Veel werkgevers vinden de transitievergoeding een nodeloze kostenpost die ze liever willen omzeilen.  Dat blijkt ook uit het onderzoek van Nieuwsuur. Bijna 70 procent van de arbeidrechters die aan het onderzoek deelnamen geeft aan dat werkgevers de transitievergoeding proberen te omzeilen. Het tijdelijk dienstverband van werknemers wordt beperkt tot 23 maanden. Pas bij een aaneengesloten dienstverband van 24 maanden hoeft een werkgever pas een transitievergoeding te betalen. Door het dienstverband van de werknemer te beperken tot 23 weken kan de werkgever geld besparen.

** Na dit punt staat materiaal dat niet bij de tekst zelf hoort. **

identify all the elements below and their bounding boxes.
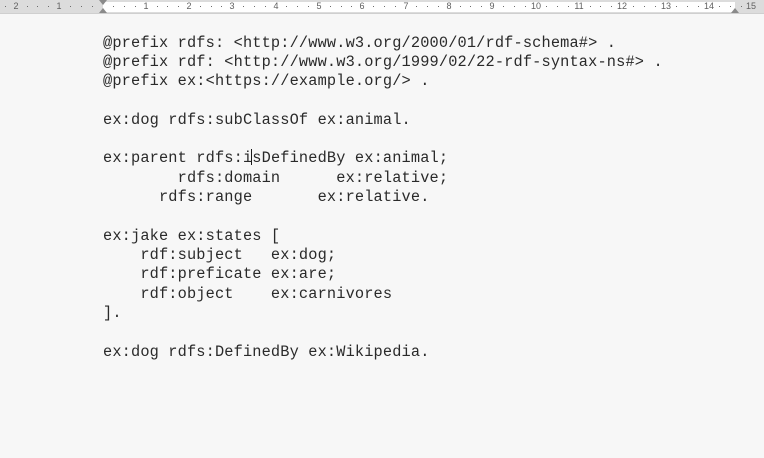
code-line-prefix-rdf[interactable]: @prefix rdf: <http://www.w3.org/1999/02/… [103, 53, 663, 72]
text-before-caret: ex:parent rdfs:i [103, 149, 253, 167]
code-line-text: rdfs:domain ex:relative; [103, 169, 449, 187]
code-line-text: rdfs:range ex:relative. [103, 188, 430, 206]
code-line-prefix-ex[interactable]: @prefix ex:<https://example.org/> . [103, 72, 430, 91]
code-line-parent-range[interactable]: rdfs:range ex:relative. [103, 188, 430, 207]
code-line-object[interactable]: rdf:object ex:carnivores [103, 285, 392, 304]
code-line-dog-defined-by[interactable]: ex:dog rdfs:DefinedBy ex:Wikipedia. [103, 343, 430, 362]
code-line-prefix-rdfs[interactable]: @prefix rdfs: <http://www.w3.org/2000/01… [103, 34, 616, 53]
code-line-parent-domain[interactable]: rdfs:domain ex:relative; [103, 169, 448, 188]
code-line-predicate[interactable]: rdf:preficate ex:are; [103, 265, 336, 284]
code-line-dog-subclass[interactable]: ex:dog rdfs:subClassOf ex:animal. [103, 111, 411, 130]
document-page[interactable]: @prefix rdfs: <http://www.w3.org/2000/01… [0, 0, 764, 458]
code-line-jake-states[interactable]: ex:jake ex:states [ [103, 227, 280, 246]
code-line-parent-defined-by[interactable]: ex:parent rdfs:isDefinedBy ex:animal; [103, 149, 448, 168]
code-line-close-bracket[interactable]: ]. [103, 304, 122, 323]
code-line-subject[interactable]: rdf:subject ex:dog; [103, 246, 336, 265]
text-after-caret: sDefinedBy ex:animal; [252, 149, 449, 167]
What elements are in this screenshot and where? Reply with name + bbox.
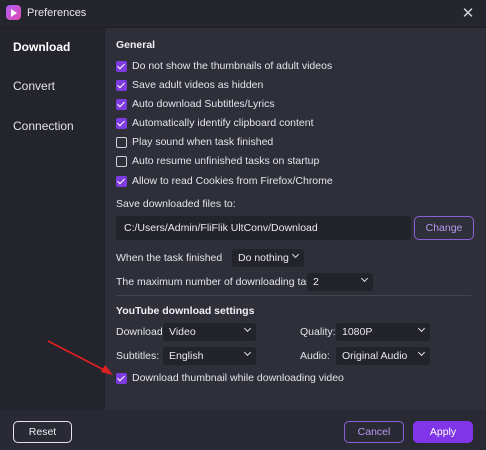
chevron-down-icon [417,324,426,333]
checkbox[interactable] [116,136,127,148]
checkbox[interactable] [116,79,127,91]
checkbox[interactable] [116,155,127,167]
change-path-button[interactable]: Change [414,216,474,240]
chevron-down-icon [360,274,369,283]
window-title: Preferences [27,7,87,19]
subtitles-label: Subtitles: [116,350,160,362]
checkbox[interactable] [116,98,127,110]
checkbox-label: Download thumbnail while downloading vid… [132,372,344,384]
apply-button[interactable]: Apply [413,421,473,443]
task-finished-select[interactable]: Do nothing [232,249,304,267]
quality-value: 1080P [342,326,373,338]
checkbox-label: Save adult videos as hidden [132,79,264,91]
close-icon[interactable]: ✕ [458,4,478,24]
section-divider [116,295,471,296]
checkbox[interactable] [116,60,127,72]
sidebar: Download Convert Connection [0,28,105,410]
footer-bar: Reset Cancel Apply [0,410,486,450]
option-read-cookies[interactable]: Allow to read Cookies from Firefox/Chrom… [116,174,333,188]
option-auto-resume[interactable]: Auto resume unfinished tasks on startup [116,154,319,168]
checkbox[interactable] [116,117,127,129]
sidebar-item-convert[interactable]: Convert [13,79,55,93]
cancel-button[interactable]: Cancel [344,421,404,443]
general-section-title: General [116,39,156,51]
chevron-down-icon [243,324,252,333]
reset-button[interactable]: Reset [13,421,72,443]
checkbox[interactable] [116,372,127,384]
settings-panel: General Do not show the thumbnails of ad… [105,28,486,410]
checkbox-label: Do not show the thumbnails of adult vide… [132,60,333,72]
save-location-label: Save downloaded files to: [116,198,236,210]
option-play-sound[interactable]: Play sound when task finished [116,135,273,149]
checkbox[interactable] [116,175,127,187]
sidebar-item-connection[interactable]: Connection [13,119,74,133]
audio-value: Original Audio [342,350,408,362]
audio-label: Audio: [300,350,330,362]
checkbox-label: Play sound when task finished [132,136,274,148]
sidebar-item-download[interactable]: Download [13,40,70,54]
checkbox-label: Automatically identify clipboard content [132,117,314,129]
option-download-thumbnail[interactable]: Download thumbnail while downloading vid… [116,371,344,385]
download-type-value: Video [169,326,196,338]
subtitles-value: English [169,350,204,362]
chevron-down-icon [243,348,252,357]
max-tasks-value: 2 [313,276,319,288]
task-finished-value: Do nothing [238,252,289,264]
option-identify-clipboard[interactable]: Automatically identify clipboard content [116,116,314,130]
quality-label: Quality: [300,326,336,338]
app-logo-icon [6,5,21,20]
max-tasks-select[interactable]: 2 [307,273,373,291]
youtube-section-title: YouTube download settings [116,305,255,317]
download-type-label: Download: [116,326,166,338]
title-bar: Preferences ✕ [0,0,486,28]
option-save-adult-hidden[interactable]: Save adult videos as hidden [116,78,263,92]
chevron-down-icon [417,348,426,357]
save-path-field[interactable]: C:/Users/Admin/FliFlik UltConv/Download [116,216,411,240]
task-finished-label: When the task finished [116,252,223,264]
download-type-select[interactable]: Video [163,323,256,341]
checkbox-label: Auto resume unfinished tasks on startup [132,155,320,167]
subtitles-select[interactable]: English [163,347,256,365]
audio-select[interactable]: Original Audio [336,347,430,365]
max-tasks-label: The maximum number of downloading tasks: [116,276,325,288]
checkbox-label: Allow to read Cookies from Firefox/Chrom… [132,175,333,187]
chevron-down-icon [291,250,300,259]
option-hide-adult-thumbnails[interactable]: Do not show the thumbnails of adult vide… [116,59,332,73]
checkbox-label: Auto download Subtitles/Lyrics [132,98,275,110]
quality-select[interactable]: 1080P [336,323,430,341]
option-auto-download-subtitles[interactable]: Auto download Subtitles/Lyrics [116,97,275,111]
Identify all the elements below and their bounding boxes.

Reactie van Technisch Werken

Vanaf het voornemen van minister Asscher om de Wet Werk en Zekerheid in te voeren was de schrijver van technischwerken.nl sceptisch. Nu men ook in de praktijk tegen de verwachte obstakels aan loopt wordt voor iedereen duidelijk dat deze wet een gedrocht is waar werkelijk niemand wat aan heeft. Bovendien kost de invoering van de wet voor minder transparantie in plaats van voor helderheid. De minister had de wet veel beter niet kunnen invoeren, dat was veel beter geweest voor de arbeidsmarkt.

Asscher kan de wet nu beter schrappen en erkennen dat zijn probeersel gefaald is en de toets van de praktijk niet kan doorstaan. Als de minister dit niet doet zullen verschillende betrokkenen op de arbeidsmarkt de minister met scherpe woorden op andere gedachten proberen te brengen. De arbeidsrechters hebben hun standpunt al duidelijk gemaakt. Nu is de minister aan zet. Veel optisch heeft hij echter niet. De Wet Werk en Zekerheid functioneert in zijn geheel niet dus de minister kan zijn gezicht niet redden door een deel van de wet in stand te houden en een ander deel te schrappen.